In one instance, a sitting minister had sought a ticket for his wife, a request that was declined. The decision is seen within the party as part of a broader effort to impose discipline and prevent the list from being shaped by individual patronage.

Geographically, the BJP’s strategy remains uneven.

North Bengal and select border districts continue to receive focused attention, with candidate selection aimed at consolidating existing support bases. In these regions, the party retains a relatively stronger organisational footing and sees a clearer path to competitive contests.

In contrast, the approach in South Bengal and the Kolkata metropolitan belt suggests limited expectations of immediate breakthroughs. While the party has fielded candidates across these areas, the selections do not indicate an aggressive attempt to overturn entrenched political structures. Instead, the emphasis is on maintaining presence and contesting selectively.

The North 24 Parganas belt stands out as a more actively targeted zone within this framework. Candidate choices here point to an effort to leverage localised issues and convert them into electoral gains. At the same time, the party has avoided major disruptions in socially sensitive constituencies, opting for continuity where existing support bases are at stake.
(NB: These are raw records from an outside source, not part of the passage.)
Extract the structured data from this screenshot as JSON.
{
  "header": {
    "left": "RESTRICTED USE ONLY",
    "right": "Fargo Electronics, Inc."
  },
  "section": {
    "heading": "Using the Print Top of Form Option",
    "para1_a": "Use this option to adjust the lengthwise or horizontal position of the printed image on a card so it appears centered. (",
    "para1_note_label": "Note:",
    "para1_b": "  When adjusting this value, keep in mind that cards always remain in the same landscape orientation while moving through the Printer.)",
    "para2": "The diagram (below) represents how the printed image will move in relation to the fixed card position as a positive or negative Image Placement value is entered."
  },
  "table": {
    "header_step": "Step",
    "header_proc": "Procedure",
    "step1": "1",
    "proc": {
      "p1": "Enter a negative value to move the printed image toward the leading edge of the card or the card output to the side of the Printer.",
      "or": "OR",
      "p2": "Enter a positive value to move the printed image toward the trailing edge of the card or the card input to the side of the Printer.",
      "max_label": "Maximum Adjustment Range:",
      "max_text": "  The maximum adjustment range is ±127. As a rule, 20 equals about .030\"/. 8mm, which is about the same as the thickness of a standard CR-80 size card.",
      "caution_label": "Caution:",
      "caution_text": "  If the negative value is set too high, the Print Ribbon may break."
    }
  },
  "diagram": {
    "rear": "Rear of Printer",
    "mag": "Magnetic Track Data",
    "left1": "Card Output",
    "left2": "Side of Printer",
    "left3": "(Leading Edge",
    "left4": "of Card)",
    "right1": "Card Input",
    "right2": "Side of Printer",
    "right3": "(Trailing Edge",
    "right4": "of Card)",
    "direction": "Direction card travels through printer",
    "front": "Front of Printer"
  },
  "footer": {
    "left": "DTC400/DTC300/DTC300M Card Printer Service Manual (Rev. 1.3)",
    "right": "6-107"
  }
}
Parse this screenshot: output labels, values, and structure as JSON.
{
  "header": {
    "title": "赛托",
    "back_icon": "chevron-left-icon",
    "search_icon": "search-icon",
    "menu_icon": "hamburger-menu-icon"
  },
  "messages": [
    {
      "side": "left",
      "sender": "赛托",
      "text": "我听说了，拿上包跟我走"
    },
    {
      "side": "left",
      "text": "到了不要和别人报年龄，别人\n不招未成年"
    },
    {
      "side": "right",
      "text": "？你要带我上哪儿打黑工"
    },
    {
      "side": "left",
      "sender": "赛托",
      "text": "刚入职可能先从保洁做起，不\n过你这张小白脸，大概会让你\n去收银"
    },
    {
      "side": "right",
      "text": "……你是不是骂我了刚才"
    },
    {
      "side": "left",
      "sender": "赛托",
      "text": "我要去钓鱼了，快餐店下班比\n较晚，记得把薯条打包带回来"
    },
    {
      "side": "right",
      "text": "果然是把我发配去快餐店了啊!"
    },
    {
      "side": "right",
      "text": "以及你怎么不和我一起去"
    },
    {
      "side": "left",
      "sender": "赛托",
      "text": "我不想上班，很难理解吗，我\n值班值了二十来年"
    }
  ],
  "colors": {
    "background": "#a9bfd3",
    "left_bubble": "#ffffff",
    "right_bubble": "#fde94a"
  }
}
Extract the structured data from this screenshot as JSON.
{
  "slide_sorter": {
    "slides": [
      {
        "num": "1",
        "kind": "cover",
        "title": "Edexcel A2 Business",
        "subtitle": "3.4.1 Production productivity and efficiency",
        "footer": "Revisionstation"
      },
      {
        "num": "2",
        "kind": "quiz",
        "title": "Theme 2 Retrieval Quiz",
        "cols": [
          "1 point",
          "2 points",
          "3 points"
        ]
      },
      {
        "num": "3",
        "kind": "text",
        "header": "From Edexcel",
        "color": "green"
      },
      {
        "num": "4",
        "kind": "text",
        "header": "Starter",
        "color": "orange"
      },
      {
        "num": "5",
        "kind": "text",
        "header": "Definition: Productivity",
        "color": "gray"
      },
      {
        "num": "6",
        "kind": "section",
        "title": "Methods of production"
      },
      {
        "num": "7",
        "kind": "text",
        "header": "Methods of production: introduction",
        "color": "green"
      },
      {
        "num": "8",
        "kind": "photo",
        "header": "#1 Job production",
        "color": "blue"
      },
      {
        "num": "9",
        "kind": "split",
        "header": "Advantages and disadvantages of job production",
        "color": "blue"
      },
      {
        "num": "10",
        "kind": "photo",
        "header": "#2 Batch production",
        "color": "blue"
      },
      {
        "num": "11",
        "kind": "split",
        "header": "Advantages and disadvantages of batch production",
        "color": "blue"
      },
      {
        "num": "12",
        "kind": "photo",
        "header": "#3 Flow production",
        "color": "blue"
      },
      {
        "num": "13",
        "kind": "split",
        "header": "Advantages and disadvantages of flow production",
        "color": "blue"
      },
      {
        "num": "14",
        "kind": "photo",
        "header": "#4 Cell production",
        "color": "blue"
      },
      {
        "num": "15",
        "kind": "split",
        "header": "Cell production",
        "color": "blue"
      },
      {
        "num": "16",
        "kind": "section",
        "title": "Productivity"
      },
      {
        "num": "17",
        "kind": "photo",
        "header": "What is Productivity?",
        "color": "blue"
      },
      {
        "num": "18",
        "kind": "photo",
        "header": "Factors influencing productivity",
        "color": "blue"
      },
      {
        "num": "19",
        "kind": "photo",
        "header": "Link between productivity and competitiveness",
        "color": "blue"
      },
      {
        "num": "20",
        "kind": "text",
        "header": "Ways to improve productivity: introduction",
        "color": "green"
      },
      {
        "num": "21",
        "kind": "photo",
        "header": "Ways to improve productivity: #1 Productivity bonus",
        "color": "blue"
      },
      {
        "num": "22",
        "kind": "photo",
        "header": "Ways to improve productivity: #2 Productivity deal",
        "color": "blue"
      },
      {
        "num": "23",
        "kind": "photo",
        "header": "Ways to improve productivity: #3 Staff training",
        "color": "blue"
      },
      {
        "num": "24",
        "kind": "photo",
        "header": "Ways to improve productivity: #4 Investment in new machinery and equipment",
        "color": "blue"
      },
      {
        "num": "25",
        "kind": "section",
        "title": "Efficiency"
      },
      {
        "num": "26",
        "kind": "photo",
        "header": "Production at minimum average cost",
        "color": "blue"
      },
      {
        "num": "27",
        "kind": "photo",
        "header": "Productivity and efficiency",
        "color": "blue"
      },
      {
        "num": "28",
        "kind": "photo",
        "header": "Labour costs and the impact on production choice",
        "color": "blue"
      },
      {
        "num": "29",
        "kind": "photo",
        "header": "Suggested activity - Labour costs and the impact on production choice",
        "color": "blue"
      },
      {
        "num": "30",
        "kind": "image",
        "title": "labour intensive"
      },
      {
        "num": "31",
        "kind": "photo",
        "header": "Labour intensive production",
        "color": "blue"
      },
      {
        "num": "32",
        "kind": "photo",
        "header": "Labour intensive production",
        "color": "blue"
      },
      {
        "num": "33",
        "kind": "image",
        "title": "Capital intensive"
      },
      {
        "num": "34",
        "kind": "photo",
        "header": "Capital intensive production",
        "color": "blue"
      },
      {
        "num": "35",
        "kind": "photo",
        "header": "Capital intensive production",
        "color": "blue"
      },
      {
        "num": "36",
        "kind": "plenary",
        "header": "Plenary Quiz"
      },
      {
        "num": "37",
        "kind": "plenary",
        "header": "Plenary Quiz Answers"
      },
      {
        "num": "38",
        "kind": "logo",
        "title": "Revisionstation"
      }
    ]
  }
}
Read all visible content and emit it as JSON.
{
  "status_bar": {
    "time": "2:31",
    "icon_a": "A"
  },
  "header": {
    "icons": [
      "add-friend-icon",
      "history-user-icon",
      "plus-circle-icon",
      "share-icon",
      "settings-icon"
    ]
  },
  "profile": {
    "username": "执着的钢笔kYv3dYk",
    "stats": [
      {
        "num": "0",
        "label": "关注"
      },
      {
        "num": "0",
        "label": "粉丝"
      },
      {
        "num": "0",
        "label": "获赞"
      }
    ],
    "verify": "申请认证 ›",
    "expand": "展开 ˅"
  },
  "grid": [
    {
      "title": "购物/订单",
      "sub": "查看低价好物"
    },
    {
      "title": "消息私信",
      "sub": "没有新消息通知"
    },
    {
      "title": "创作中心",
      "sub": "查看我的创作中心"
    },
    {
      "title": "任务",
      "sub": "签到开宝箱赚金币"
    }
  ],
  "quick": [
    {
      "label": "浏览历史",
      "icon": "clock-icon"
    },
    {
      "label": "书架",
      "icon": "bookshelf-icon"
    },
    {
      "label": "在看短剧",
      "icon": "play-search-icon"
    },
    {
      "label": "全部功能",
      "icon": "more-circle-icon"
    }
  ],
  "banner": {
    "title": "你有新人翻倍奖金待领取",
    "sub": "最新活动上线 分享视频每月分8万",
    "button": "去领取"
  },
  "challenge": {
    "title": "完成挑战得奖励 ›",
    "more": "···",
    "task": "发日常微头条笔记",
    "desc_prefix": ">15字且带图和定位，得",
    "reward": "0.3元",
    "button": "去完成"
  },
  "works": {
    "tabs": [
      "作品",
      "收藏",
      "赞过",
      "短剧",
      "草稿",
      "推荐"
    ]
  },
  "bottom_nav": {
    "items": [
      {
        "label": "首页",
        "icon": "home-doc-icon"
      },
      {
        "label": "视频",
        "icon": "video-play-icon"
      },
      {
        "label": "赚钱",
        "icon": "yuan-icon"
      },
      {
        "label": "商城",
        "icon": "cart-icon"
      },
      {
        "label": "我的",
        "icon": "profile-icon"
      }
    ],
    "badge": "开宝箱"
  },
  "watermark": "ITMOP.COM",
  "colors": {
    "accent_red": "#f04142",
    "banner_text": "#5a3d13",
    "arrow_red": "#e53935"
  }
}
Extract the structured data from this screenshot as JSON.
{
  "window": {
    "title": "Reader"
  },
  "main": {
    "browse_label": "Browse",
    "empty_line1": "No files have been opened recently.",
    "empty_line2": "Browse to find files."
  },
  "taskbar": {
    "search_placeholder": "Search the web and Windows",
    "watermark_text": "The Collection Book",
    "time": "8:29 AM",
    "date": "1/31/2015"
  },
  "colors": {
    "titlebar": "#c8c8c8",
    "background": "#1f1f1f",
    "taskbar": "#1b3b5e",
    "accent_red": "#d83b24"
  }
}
Taken together, the list signals a party that is attempting to operate within its constraints rather than override them.

“This is not a wave election. Winner and loser will be decided by who is able to manage the best” , party leader told this newspaper after the list was released.

The BJP’s strategy is built on incremental gains, disciplined candidate deployment and micro-level contestation. It is not premised on the expectation of a sweeping electoral wave.

This, in turn, leaves the broader balance of power largely unchanged at the outset. The ruling Trinamool Congress continues to benefit from pro incumbency for Chief Minister Mamata Banerjee, welfare networks and deeper organisational penetration across large parts of the state.

The BJP’s current approach does not directly displace these advantages. Instead, it seeks to carve out gains in pockets where contests can be made viable.

The election, therefore, is shaping up as a fragmented battle defined by constituency-level dynamics rather than a uniform statewide trend. The BJP’s list may reduce internal volatility and improve alignment with ground realities, but it also reflects the structural limitations the party faces in West Bengal.